Karen Ricard   4 mai 2005  Livres
Accueilli par un choeur de critiques élogieuses lors de sa parution en anglais, l'automne dernier, le premier volume des mémoires de Bob Dylan, sobrement intitulé Chroniques, sort aujourd'hui en France — et début juin au Québec — dans une traduction française proposée par les Éditions Fayard.

Voilà qui ne devrait laisser aucun lecteur indifférent. On a affaire à la royauté de la musique américaine, et son plus digne représentant, prince réticent de la poésie chansonnière, ne fait jamais rien comme personne.

«À ma place, n'importe qui serait devenu fou», déclare-t-il sans ambages dans un chapitre évoquant les lendemains désenchanteurs de la fin des années 60. Dylan vivait alors en semi-réclusion à Woodstock afin d'échapper à ses fans devenus fous et aux journalistes prompts à lui accoler des étiquettes dont il ne voulait pas. «Pape de la contestation, tsar de la dissidence, baron de l'insoumission, leader des écornifleurs, empereur de l'apostasie, archevêque de l'anarchie... » Vif et rebelle, Dylan caricature... à peine.
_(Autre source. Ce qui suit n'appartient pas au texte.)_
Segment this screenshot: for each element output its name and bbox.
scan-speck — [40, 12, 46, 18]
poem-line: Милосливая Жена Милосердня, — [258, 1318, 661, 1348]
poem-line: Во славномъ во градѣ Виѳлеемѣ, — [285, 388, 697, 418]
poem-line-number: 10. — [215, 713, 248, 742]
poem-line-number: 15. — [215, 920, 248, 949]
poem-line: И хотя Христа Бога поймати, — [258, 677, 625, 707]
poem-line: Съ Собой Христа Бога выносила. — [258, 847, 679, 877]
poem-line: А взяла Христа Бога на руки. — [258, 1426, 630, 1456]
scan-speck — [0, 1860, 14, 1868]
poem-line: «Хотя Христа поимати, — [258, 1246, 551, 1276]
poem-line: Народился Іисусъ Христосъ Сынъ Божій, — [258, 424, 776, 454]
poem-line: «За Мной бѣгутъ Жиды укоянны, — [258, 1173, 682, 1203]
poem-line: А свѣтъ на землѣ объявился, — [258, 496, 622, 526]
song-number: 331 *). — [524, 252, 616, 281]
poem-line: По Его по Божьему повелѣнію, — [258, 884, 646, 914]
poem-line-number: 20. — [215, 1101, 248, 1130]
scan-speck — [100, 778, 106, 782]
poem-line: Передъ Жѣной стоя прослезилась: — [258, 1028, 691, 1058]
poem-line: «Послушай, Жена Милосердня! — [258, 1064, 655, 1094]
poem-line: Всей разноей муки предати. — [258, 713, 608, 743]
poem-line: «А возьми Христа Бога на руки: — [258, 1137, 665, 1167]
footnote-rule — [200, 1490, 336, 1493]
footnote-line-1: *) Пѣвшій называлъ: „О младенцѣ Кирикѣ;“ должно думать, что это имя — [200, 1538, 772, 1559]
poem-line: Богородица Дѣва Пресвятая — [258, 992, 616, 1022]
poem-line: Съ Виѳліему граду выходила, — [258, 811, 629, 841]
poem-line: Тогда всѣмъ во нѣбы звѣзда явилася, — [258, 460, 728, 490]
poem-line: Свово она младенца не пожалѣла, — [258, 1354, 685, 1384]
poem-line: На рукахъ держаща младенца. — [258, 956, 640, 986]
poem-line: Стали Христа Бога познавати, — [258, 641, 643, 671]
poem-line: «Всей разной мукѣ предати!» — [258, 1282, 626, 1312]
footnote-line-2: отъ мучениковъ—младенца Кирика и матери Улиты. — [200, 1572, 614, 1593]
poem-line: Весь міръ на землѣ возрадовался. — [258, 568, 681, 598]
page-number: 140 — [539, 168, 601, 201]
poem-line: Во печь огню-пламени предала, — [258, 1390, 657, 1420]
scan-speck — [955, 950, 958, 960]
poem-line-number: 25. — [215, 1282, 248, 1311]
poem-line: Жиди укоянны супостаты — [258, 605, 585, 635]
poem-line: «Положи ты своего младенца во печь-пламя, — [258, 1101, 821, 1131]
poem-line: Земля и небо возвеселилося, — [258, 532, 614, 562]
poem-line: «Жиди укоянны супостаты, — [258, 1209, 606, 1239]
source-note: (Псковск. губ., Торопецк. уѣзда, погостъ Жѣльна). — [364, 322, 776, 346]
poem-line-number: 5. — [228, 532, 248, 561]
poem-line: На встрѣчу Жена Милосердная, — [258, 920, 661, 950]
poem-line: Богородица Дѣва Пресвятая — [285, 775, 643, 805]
Il est bien vrai qu'on l'a souvent sacré «prince du folk» (période contestataire, au début des années 60) et «roi de la rébellion» (après qu'il eut découvert les Beatles et la guitare électrique). «Des noms de code pour hors-la-loi», tranche Dylan, discret habitant de la planète rock malgré une gloire légendaire.

Ce premier volume d'un triptyque auquel travaille toujours le barde du Minnesota est constitué de cinq chapitres. Autant de «chroniques» qui sont à la fois un portrait de l'artiste à diverses périodes de sa vie (des années 60 à la fin des années 80) et celui d'une Amérique en voie de passer à l'oubli. Il n'y avait pas le chauffage dans les appartements de Greenwich Village où nous entraîne Bob Dylan, revisitant l'époque de ses premières amours; on s'y dégelait les mains et le coeur en charmante compagnie, sous les couvertures, ou en chantant de vieilles chansons dans des caves et cafés. Ces détails, amenés de manière pudique et sensible, ont enthousiasmé les critiques anglo-saxons quand l'ouvrage est paru en anglais chez Simon & Schuster et ont permis à Dylan d'être finaliste pour un prix du National Book Critics Circle et de squatter la liste des best-sellers du New York Times plusieurs semaines durant.

L'édition française de Chroniques, volume 1 devrait faire son apparition dans les librairies québécoises le 6 juin, à temps pour les beaux jours.